To import either game table, use the SGame.from_table() method. It accepts xlsx, xls, csv, txt, and dta files.

import sgamesolver
game = sgamesolver.SGame.from_table('path/to/table.xlsx')

This game can also be defined by directly submitting payoffs, transitions and discount factors to SGame.

import sgamesolver
import numpy as np

payoff_matrices = [  # state0:
                   np.array([[[0, -1,  1],
                              [1,  0, -1],
                              [-1, 1,  0]],
                             [[0,  1, -1],
                              [-1, 0,  1],
                              [1, -1,  0]]]),
                     # state1:
                   np.array([[[0, -1,  1],
                              [1,  0, -1],
                              [-1, 1,  1]],    # player0 wins tie on Scissors
                             [[0,  1, -1],
                              [-1, 0,  1],
                              [1, -1, -1]]]),  # player1 loses tie on Scissors
                     # state2:
                   np.array([[[0, -1,  1],
                              [1,  0, -1],
                              [-1, 1, -1]],    # player0 loses tie on Scissors
                             [[0,  1, -1],
                              [-1, 0,  1],
                              [1, -1,  1]]])]  # player1 wins tie on Scissors

# transitions identical for each state
transition_matrices = [np.array([[[1, 0, 0],
                                  [1, 0, 0],
                                  [0, 0, 1]],
                                 [[1, 0, 0],
                                  [1, 0, 0],
                                  [0, 0, 1]],
                                 [[0, 1, 0],
                                  [0, 1, 0],
                                  [1, 0, 0]]])] * 3

common_discount_factor = 0.95

game = sgamesolver.SGame(payoff_matrices=payoff_matrices,
                        transition_matrices=transition_matrices,
                        discount_factors=common_discount_factor)
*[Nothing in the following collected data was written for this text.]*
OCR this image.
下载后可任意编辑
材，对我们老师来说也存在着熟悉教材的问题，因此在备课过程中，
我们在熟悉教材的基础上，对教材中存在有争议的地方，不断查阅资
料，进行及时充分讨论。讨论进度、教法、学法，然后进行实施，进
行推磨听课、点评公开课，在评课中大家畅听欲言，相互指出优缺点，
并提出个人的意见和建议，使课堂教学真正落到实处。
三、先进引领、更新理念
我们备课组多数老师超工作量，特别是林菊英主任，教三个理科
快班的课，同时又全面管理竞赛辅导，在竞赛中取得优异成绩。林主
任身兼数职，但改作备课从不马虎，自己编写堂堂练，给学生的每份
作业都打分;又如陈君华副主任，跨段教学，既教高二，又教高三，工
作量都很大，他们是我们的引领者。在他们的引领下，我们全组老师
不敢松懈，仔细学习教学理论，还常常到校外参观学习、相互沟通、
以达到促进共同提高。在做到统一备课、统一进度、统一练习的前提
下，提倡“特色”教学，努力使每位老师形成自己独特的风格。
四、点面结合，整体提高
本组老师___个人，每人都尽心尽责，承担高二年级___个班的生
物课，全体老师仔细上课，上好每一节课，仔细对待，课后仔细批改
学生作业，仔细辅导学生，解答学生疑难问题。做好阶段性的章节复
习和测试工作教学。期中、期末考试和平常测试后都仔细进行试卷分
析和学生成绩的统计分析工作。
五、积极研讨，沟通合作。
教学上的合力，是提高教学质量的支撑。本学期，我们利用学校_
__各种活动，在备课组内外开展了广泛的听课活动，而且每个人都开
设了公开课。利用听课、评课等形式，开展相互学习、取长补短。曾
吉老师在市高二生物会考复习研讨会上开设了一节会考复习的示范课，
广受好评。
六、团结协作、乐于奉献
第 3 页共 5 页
# optional: overwrite action labels
game.action_labels = ['rock', 'paper', 'scissors']

The list payoff_matrices contains one payoff matrix for each state. Each payoff matrix is a NumPy array with dimensions \(I \times A_0 \times \dots \times A_{I}\), where the first dimension indexes the player and \(A_i\) denotes the number of actions of player \(i\).

The list transition_matrices contains one transition matrix for each state. Each transition matrix is a NumPy array with dimensions \(A_0 \times \dots \times A_2 \times S\), where the last dimension indexes the destination state.

The argument discount_factors can either be common discount factor \(\delta \in [0,1)\) or an array with dimension \(I\) containing one discount factor \(\delta_i \in [0,1)\) for each player \(i\). Here, a common discount factor is chosen.